Now, as I work through the EDLD program at Lamar, I am finding that this school’s vision fits very well with the COVA model championed by Lamar, which emphasizes Choice, Ownership, Voice, and Authentic Learning. Through this program, I was challenged to come up with an Innovation Plan that would help implement the COVA model in my schools. Though I teach at three schools, I felt that the best fit for a COVA model project would be Edgewood.
At Edgewood, there are a couple challenges to implementing COVA learning in my art program. (1) I only have 30 minutes every week with my art students, and (2) core teachers’ day is so filled with math and language arts requirements that there really isn’t time to do much anything student-centered. Last year, we attempted to do a school-wide project-based learning experience, and it ultimately flopped because teachers just didn’t have enough time to make it happen. So we needed something students could do in bite-sized experiences.

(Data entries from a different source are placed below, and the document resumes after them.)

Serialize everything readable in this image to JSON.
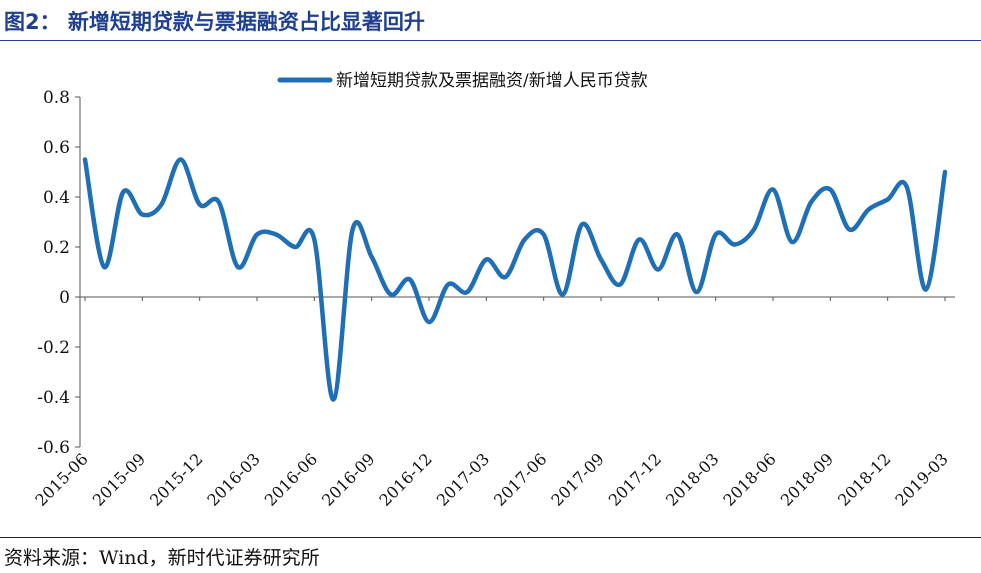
{
  "figure": {
    "title": "图2：  新增短期贷款与票据融资占比显著回升",
    "source": "资料来源：Wind，新时代证券研究所"
  },
  "chart_data": {
    "type": "line",
    "title": "",
    "xlabel": "",
    "ylabel": "",
    "ylim": [
      -0.6,
      0.8
    ],
    "yticks": [
      "0.8",
      "0.6",
      "0.4",
      "0.2",
      "0",
      "-0.2",
      "-0.4",
      "-0.6"
    ],
    "legend_position": "top-center",
    "grid": false,
    "line_color": "#1f6fb6",
    "x_tick_labels": [
      "2015-06",
      "2015-09",
      "2015-12",
      "2016-03",
      "2016-06",
      "2016-09",
      "2016-12",
      "2017-03",
      "2017-06",
      "2017-09",
      "2017-12",
      "2018-03",
      "2018-06",
      "2018-09",
      "2018-12",
      "2019-03"
    ],
    "x": [
      "2015-06",
      "2015-07",
      "2015-08",
      "2015-09",
      "2015-10",
      "2015-11",
      "2015-12",
      "2016-01",
      "2016-02",
      "2016-03",
      "2016-04",
      "2016-05",
      "2016-06",
      "2016-07",
      "2016-08",
      "2016-09",
      "2016-10",
      "2016-11",
      "2016-12",
      "2017-01",
      "2017-02",
      "2017-03",
      "2017-04",
      "2017-05",
      "2017-06",
      "2017-07",
      "2017-08",
      "2017-09",
      "2017-10",
      "2017-11",
      "2017-12",
      "2018-01",
      "2018-02",
      "2018-03",
      "2018-04",
      "2018-05",
      "2018-06",
      "2018-07",
      "2018-08",
      "2018-09",
      "2018-10",
      "2018-11",
      "2018-12",
      "2019-01",
      "2019-02",
      "2019-03"
    ],
    "series": [
      {
        "name": "新增短期贷款及票据融资/新增人民币贷款",
        "values": [
          0.55,
          0.12,
          0.42,
          0.33,
          0.37,
          0.55,
          0.37,
          0.38,
          0.12,
          0.25,
          0.25,
          0.2,
          0.23,
          -0.41,
          0.27,
          0.16,
          0.01,
          0.07,
          -0.1,
          0.05,
          0.02,
          0.15,
          0.08,
          0.23,
          0.25,
          0.01,
          0.29,
          0.15,
          0.05,
          0.23,
          0.11,
          0.25,
          0.02,
          0.25,
          0.21,
          0.27,
          0.43,
          0.22,
          0.38,
          0.43,
          0.27,
          0.35,
          0.39,
          0.44,
          0.03,
          0.5
        ]
      }
    ]
  }
}
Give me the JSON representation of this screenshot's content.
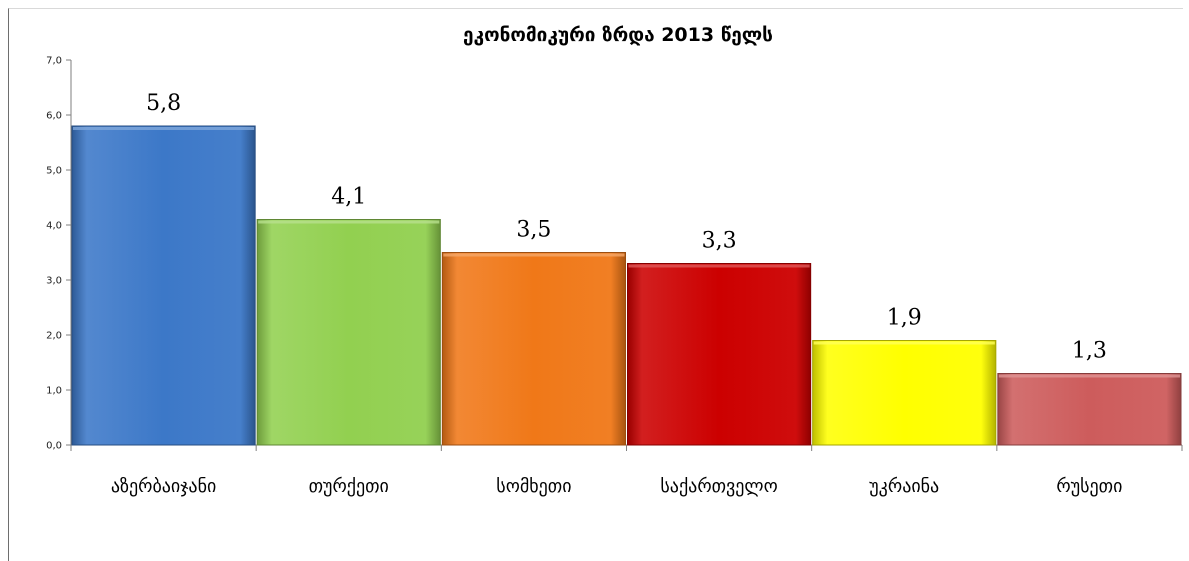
{
  "chart_data": {
    "type": "bar",
    "title": "ეკონომიკური ზრდა 2013 წელს",
    "categories": [
      "აზერბაიჯანი",
      "თურქეთი",
      "სომხეთი",
      "საქართველო",
      "უკრაინა",
      "რუსეთი"
    ],
    "values": [
      5.8,
      4.1,
      3.5,
      3.3,
      1.9,
      1.3
    ],
    "value_labels": [
      "5,8",
      "4,1",
      "3,5",
      "3,3",
      "1,9",
      "1,3"
    ],
    "ylim": [
      0,
      7
    ],
    "yticks": [
      "0,0",
      "1,0",
      "2,0",
      "3,0",
      "4,0",
      "5,0",
      "6,0",
      "7,0"
    ],
    "xlabel": "",
    "ylabel": "",
    "grid": false,
    "legend": "none",
    "colors": [
      "#3c78c8",
      "#92d050",
      "#f07818",
      "#cc0000",
      "#ffff00",
      "#cd5c5c"
    ]
  }
}
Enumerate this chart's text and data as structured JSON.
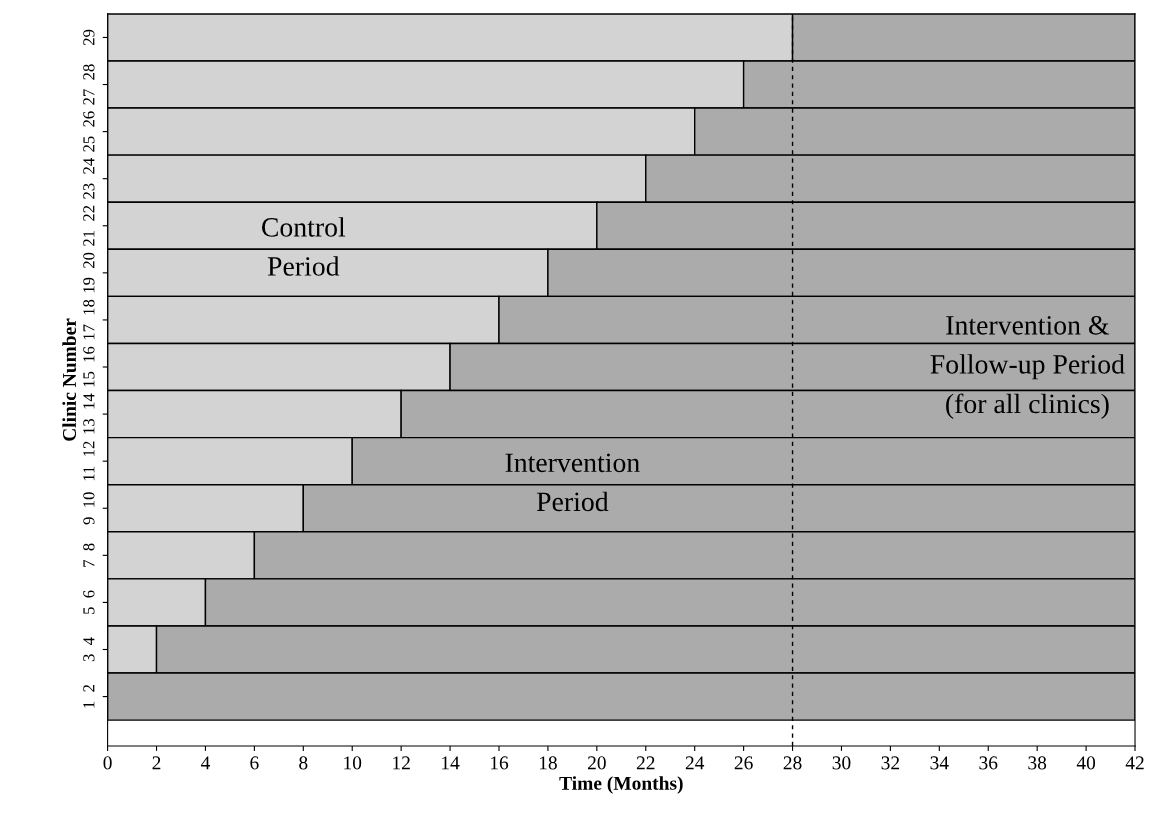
{
  "chart_data": {
    "type": "bar",
    "orientation": "horizontal",
    "stacked": true,
    "xlabel": "Time (Months)",
    "ylabel": "Clinic Number",
    "categories": [
      "29",
      "27  28",
      "25  26",
      "23  24",
      "21  22",
      "19  20",
      "17  18",
      "15  16",
      "13  14",
      "11  12",
      "9  10",
      "7  8",
      "5  6",
      "3  4",
      "1  2"
    ],
    "series": [
      {
        "color": "#d3d3d3",
        "values": [
          28,
          26,
          24,
          22,
          20,
          18,
          16,
          14,
          12,
          10,
          8,
          6,
          4,
          2,
          0
        ]
      },
      {
        "color": "#ababab",
        "values": [
          14,
          16,
          18,
          20,
          22,
          24,
          26,
          28,
          30,
          32,
          34,
          36,
          38,
          40,
          42
        ]
      }
    ],
    "xlim": [
      0,
      42
    ],
    "xticks": [
      0,
      2,
      4,
      6,
      8,
      10,
      12,
      14,
      16,
      18,
      20,
      22,
      24,
      26,
      28,
      30,
      32,
      34,
      36,
      38,
      40,
      42
    ],
    "ref_lines": [
      {
        "axis": "x",
        "value": 28,
        "color": "#000000",
        "line_style": "dashed"
      }
    ],
    "annotations": [
      "Control\nPeriod",
      "Intervention\nPeriod",
      "Intervention &\nFollow-up Period\n(for all clinics)"
    ],
    "grid": false,
    "legend": false
  }
}
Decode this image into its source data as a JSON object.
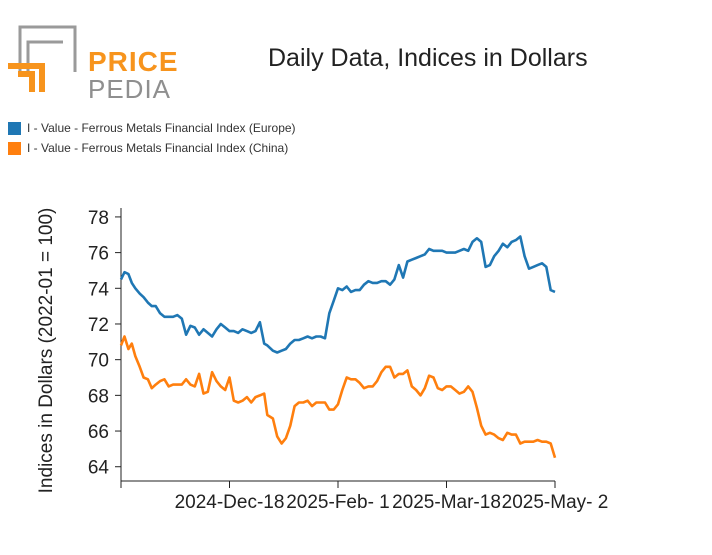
{
  "brand": {
    "word1": "PRICE",
    "word2": "PEDIA"
  },
  "colors": {
    "europe": "#1f77b4",
    "china": "#ff7f0e",
    "logo_orange": "#f7941d",
    "logo_gray": "#9a9a9a"
  },
  "chart_data": {
    "type": "line",
    "title": "Daily Data, Indices in Dollars",
    "ylabel": "Indices in Dollars (2022-01 = 100)",
    "xlabel": "",
    "ylim": [
      63.2,
      78.5
    ],
    "yticks": [
      64,
      66,
      68,
      70,
      72,
      74,
      76,
      78
    ],
    "x_range": [
      0,
      100
    ],
    "xticks": [
      {
        "x": 25,
        "label": "2024-Dec-18"
      },
      {
        "x": 50,
        "label": "2025-Feb- 1"
      },
      {
        "x": 75,
        "label": "2025-Mar-18"
      },
      {
        "x": 100,
        "label": "2025-May- 2"
      }
    ],
    "series": [
      {
        "name": "I - Value - Ferrous Metals Financial Index (Europe)",
        "color": "#1f77b4",
        "x": [
          0,
          0.8,
          1.7,
          2.5,
          3.3,
          4.3,
          5.2,
          6.2,
          7.1,
          8.0,
          9.0,
          10.0,
          11.0,
          12.0,
          13.0,
          14.0,
          15.0,
          16.0,
          17.0,
          18.0,
          19.0,
          20.0,
          21.0,
          22.0,
          23.0,
          24.0,
          25.0,
          26.0,
          27.0,
          28.0,
          29.0,
          30.0,
          31.0,
          32.0,
          33.0,
          33.7,
          35.0,
          36.0,
          37.0,
          38.0,
          39.0,
          40.0,
          41.0,
          42.0,
          43.0,
          44.0,
          45.0,
          46.0,
          47.0,
          48.0,
          49.0,
          50.0,
          51.0,
          52.0,
          53.0,
          54.0,
          55.0,
          56.0,
          57.0,
          58.0,
          59.0,
          60.0,
          61.0,
          62.0,
          63.0,
          64.0,
          65.0,
          66.0,
          67.0,
          68.0,
          69.0,
          70.0,
          71.0,
          72.0,
          73.0,
          74.0,
          75.0,
          76.0,
          77.0,
          78.0,
          79.0,
          80.0,
          81.0,
          82.0,
          83.0,
          84.0,
          85.0,
          86.0,
          87.0,
          88.0,
          89.0,
          90.0,
          91.0,
          92.0,
          93.0,
          94.0,
          95.0,
          96.0,
          97.0,
          98.0,
          99.0,
          100.0
        ],
        "values": [
          74.5,
          74.9,
          74.8,
          74.3,
          74.0,
          73.7,
          73.5,
          73.2,
          73.0,
          73.0,
          72.6,
          72.4,
          72.4,
          72.4,
          72.5,
          72.3,
          71.4,
          71.9,
          71.8,
          71.4,
          71.7,
          71.5,
          71.3,
          71.7,
          72.0,
          71.8,
          71.6,
          71.6,
          71.5,
          71.7,
          71.6,
          71.5,
          71.6,
          72.1,
          70.9,
          70.8,
          70.5,
          70.4,
          70.5,
          70.6,
          70.9,
          71.1,
          71.1,
          71.2,
          71.3,
          71.2,
          71.3,
          71.3,
          71.2,
          72.6,
          73.3,
          74.0,
          73.9,
          74.1,
          73.8,
          73.9,
          73.9,
          74.2,
          74.4,
          74.3,
          74.3,
          74.4,
          74.4,
          74.2,
          74.5,
          75.3,
          74.6,
          75.5,
          75.6,
          75.7,
          75.8,
          75.9,
          76.2,
          76.1,
          76.1,
          76.1,
          76.0,
          76.0,
          76.0,
          76.1,
          76.2,
          76.1,
          76.6,
          76.8,
          76.6,
          75.2,
          75.3,
          75.8,
          76.1,
          76.5,
          76.3,
          76.6,
          76.7,
          76.9,
          75.8,
          75.1,
          75.2,
          75.3,
          75.4,
          75.2,
          73.9,
          73.8
        ]
      },
      {
        "name": "I - Value - Ferrous Metals Financial Index (China)",
        "color": "#ff7f0e",
        "x": [
          0,
          0.8,
          1.7,
          2.5,
          3.3,
          4.3,
          5.2,
          6.2,
          7.1,
          8.0,
          9.0,
          10.0,
          11.0,
          12.0,
          13.0,
          14.0,
          15.0,
          16.0,
          17.0,
          18.0,
          19.0,
          20.0,
          21.0,
          22.0,
          23.0,
          24.0,
          25.0,
          26.0,
          27.0,
          28.0,
          29.0,
          30.0,
          31.0,
          32.0,
          33.0,
          33.7,
          35.0,
          36.0,
          37.0,
          38.0,
          39.0,
          40.0,
          41.0,
          42.0,
          43.0,
          44.0,
          45.0,
          46.0,
          47.0,
          48.0,
          49.0,
          50.0,
          51.0,
          52.0,
          53.0,
          54.0,
          55.0,
          56.0,
          57.0,
          58.0,
          59.0,
          60.0,
          61.0,
          62.0,
          63.0,
          64.0,
          65.0,
          66.0,
          67.0,
          68.0,
          69.0,
          70.0,
          71.0,
          72.0,
          73.0,
          74.0,
          75.0,
          76.0,
          77.0,
          78.0,
          79.0,
          80.0,
          81.0,
          82.0,
          83.0,
          84.0,
          85.0,
          86.0,
          87.0,
          88.0,
          89.0,
          90.0,
          91.0,
          92.0,
          93.0,
          94.0,
          95.0,
          96.0,
          97.0,
          98.0,
          99.0,
          100.0
        ],
        "values": [
          70.8,
          71.3,
          70.6,
          70.9,
          70.2,
          69.6,
          69.0,
          68.9,
          68.4,
          68.6,
          68.8,
          68.9,
          68.5,
          68.6,
          68.6,
          68.6,
          68.9,
          68.6,
          68.5,
          69.2,
          68.1,
          68.2,
          69.3,
          68.8,
          68.5,
          68.3,
          69.0,
          67.7,
          67.6,
          67.7,
          67.9,
          67.6,
          67.9,
          68.0,
          68.1,
          66.9,
          66.7,
          65.7,
          65.3,
          65.6,
          66.3,
          67.4,
          67.6,
          67.6,
          67.7,
          67.4,
          67.6,
          67.6,
          67.6,
          67.2,
          67.2,
          67.5,
          68.3,
          69.0,
          68.9,
          68.9,
          68.7,
          68.4,
          68.5,
          68.5,
          68.8,
          69.3,
          69.6,
          69.6,
          69.0,
          69.2,
          69.2,
          69.4,
          68.5,
          68.3,
          68.0,
          68.4,
          69.1,
          69.0,
          68.4,
          68.3,
          68.5,
          68.5,
          68.3,
          68.1,
          68.2,
          68.5,
          68.2,
          67.3,
          66.3,
          65.8,
          65.9,
          65.8,
          65.6,
          65.5,
          65.9,
          65.8,
          65.8,
          65.3,
          65.4,
          65.4,
          65.4,
          65.5,
          65.4,
          65.4,
          65.3,
          64.5
        ]
      }
    ]
  }
}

I decided that what we really need is a makerspace and wrote a proposal to create this space in our tech lab. A makerspace is a shared space in which students can learn through hands-on creative and experimental activities of their own choosing and document their work through reflective entries in their digital portfolios. Makerspaces are becoming great ways for schools to provide students with more self-directed, creative learning experiences.
In my research for this project, I found that, while makerspaces do provide opportunities to explore concepts outside of core subject learning, they also reinforce those academic subjects, including those subjects most often affected by standardized testing, and there is much evidence in my research to support that experiential learning opportunities like makerspaces actually improve test scores by providing students with deeper understanding of academic concepts. I also found that makerspaces positively affect student attendance and graduation rates, create a more collaborative school culture, and promote technology skills. Best of all, makerspaces increase student involvement by giving students ownership of their learning process and allowing them to pursue things that interest them.
I’m happy to report that this proposal has already received the green light, and I have moved on to creating an implementation plan to make it happen. I am excited to be working with Edgewood’s Technology Specialist, Brianne Vandal to plan, create, and launch our makerspace, and we are right on track for our Maker Fest launch event the first week of school in August!